Women are the secret ingredient in Latin America’s outsized returns

Claire Diaz-Ortiz
Contributor

Claire Diaz-Ortiz is an angel investor and bestselling author of nine books that have been published in more than a dozen countries. An early employee at Twitter, she was called “The Woman Who Got the Pope on Twitter” by Wired and holds an MBA and other degrees from Stanford and Oxford.

Read the first part of this article, “Latin America takes the global lead in VC directed to female co-founders,” on TechCrunch.


Latin America lags when it comes to female investors

Interestingly, these positive numbers for Latin America come in spite of a lack of female investing partners in Latin America.

New data shows that only 7% of VCs with check-writing ability in Latin America are women. This is just over half the current U.S. average of 12%.
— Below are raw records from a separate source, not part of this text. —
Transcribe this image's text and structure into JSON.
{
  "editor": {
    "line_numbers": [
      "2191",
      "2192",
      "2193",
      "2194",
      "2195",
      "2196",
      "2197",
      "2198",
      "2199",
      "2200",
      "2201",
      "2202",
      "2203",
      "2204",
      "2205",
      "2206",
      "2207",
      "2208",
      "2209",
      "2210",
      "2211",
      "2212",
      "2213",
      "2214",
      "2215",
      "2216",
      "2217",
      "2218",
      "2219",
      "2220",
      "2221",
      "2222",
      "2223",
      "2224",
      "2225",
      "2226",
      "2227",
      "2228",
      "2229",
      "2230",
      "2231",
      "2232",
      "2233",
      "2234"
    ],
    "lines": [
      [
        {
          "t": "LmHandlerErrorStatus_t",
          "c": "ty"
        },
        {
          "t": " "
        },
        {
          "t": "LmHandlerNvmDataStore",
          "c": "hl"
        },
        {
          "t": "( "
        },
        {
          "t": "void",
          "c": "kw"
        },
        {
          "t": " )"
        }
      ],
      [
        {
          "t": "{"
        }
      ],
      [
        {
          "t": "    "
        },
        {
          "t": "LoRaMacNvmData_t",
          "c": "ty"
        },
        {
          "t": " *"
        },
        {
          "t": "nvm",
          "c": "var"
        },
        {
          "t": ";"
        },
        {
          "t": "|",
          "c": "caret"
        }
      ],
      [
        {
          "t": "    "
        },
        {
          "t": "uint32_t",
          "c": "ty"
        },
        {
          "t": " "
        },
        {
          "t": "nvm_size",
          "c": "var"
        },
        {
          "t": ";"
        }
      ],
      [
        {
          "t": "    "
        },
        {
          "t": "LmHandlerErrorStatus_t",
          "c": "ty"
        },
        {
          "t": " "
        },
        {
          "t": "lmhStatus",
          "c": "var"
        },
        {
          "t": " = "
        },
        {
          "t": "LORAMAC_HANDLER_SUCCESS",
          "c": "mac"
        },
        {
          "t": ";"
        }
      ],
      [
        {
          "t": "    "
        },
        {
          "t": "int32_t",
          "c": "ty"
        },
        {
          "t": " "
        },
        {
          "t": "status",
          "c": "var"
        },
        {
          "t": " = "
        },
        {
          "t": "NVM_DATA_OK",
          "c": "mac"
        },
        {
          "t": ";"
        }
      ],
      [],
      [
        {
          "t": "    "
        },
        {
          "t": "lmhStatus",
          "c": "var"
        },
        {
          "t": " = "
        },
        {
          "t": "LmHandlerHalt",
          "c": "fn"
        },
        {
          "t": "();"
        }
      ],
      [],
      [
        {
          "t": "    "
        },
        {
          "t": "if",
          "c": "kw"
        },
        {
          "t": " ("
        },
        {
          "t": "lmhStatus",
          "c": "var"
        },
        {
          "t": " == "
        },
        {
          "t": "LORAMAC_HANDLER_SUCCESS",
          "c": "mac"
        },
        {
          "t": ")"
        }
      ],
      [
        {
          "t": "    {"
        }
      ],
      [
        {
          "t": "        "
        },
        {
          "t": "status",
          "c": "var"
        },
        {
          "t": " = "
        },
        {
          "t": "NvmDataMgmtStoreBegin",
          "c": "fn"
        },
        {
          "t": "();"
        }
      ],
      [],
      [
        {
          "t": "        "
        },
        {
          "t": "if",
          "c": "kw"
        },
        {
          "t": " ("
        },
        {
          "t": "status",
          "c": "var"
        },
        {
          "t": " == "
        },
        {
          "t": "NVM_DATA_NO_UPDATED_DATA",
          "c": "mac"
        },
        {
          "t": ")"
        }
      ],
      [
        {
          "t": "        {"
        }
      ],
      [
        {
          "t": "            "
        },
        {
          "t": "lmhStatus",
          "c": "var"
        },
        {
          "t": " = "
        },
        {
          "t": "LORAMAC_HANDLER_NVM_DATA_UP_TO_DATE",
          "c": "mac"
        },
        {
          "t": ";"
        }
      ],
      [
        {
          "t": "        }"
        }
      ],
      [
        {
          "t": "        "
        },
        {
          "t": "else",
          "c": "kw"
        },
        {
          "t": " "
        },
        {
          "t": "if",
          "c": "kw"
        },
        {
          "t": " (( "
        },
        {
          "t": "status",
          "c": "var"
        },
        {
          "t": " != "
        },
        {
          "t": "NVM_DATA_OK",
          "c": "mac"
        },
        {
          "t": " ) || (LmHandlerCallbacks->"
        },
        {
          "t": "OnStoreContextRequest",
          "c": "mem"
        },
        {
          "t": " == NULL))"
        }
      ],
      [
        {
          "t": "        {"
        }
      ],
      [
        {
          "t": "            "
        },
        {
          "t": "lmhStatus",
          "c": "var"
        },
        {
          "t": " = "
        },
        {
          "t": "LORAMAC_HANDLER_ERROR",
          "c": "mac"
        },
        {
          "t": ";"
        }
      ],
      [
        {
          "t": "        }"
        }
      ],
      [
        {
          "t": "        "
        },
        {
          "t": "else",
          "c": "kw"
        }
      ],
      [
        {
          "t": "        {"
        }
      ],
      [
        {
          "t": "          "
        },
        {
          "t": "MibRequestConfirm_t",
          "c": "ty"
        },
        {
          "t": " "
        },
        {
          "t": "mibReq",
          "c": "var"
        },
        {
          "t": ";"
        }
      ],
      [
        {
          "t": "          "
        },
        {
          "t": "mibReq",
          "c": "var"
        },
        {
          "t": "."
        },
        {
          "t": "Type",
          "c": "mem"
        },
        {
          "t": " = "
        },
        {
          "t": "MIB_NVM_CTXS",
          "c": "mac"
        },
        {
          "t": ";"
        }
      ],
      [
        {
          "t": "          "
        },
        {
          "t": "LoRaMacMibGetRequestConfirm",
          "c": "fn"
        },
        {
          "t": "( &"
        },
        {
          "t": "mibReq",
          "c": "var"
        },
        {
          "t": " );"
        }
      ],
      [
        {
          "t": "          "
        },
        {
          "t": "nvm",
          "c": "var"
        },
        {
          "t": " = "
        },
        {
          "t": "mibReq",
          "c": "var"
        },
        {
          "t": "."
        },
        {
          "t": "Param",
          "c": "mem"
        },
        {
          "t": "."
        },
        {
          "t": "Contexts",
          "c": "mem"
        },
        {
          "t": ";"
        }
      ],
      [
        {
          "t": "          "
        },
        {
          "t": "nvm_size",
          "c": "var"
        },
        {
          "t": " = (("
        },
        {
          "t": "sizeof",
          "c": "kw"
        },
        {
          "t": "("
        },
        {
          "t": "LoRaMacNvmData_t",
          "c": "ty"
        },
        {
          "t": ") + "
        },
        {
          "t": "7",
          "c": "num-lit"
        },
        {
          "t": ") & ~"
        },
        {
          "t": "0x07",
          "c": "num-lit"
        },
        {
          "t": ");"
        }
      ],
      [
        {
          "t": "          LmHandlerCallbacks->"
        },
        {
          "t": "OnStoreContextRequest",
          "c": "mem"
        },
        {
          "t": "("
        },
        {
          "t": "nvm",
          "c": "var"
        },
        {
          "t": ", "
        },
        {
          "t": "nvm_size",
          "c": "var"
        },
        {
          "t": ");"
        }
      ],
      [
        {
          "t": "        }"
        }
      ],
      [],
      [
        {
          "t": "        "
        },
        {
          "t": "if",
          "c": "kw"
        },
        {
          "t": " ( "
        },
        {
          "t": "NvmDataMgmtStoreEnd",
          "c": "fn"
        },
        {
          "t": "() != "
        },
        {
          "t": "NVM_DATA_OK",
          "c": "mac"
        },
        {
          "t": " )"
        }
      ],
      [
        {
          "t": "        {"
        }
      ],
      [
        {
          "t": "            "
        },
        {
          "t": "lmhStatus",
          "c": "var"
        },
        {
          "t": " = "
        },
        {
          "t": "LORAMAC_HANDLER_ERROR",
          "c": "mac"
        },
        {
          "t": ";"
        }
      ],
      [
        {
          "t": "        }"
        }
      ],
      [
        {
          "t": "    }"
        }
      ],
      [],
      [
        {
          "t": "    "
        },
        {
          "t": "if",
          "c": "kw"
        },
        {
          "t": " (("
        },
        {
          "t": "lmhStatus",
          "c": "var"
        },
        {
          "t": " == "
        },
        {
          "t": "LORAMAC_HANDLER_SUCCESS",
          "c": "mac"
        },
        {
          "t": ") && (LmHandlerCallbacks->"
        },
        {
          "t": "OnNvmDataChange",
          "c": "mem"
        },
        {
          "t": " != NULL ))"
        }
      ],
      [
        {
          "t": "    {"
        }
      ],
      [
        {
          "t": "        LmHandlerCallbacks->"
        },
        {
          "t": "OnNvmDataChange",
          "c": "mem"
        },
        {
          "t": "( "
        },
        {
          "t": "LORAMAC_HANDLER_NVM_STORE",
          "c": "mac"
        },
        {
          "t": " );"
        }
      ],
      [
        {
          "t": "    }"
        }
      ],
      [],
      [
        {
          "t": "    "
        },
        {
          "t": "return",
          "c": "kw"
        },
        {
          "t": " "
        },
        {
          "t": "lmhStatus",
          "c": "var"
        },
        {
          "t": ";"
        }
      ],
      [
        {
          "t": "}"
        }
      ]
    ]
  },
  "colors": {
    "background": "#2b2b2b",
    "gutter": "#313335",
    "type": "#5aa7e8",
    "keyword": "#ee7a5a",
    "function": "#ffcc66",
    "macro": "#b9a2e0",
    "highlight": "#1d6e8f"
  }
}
See the full data set here.

This is a critical finding, given that studies indicate that investments in female founded or co-founded teams increase when more women sit across the table as investors.1 Specifically, 2019 research shows that women invest in female entrepreneurs at nearly three times the rate of male investors.2

This means that Latin America could be on the early side of a positive cycle. In other words, more female investors in Latin America would lead to more female co-founders, and faster exits at higher valuations.

Other parts of the world have seen the effects of this positive cycle. Sophia Bendz, a partner at leading European VC Atomico, has watched this happen: “I’ve seen first-hand the impact having female investment partners can have on increasing the amount of investment into female-led companies.”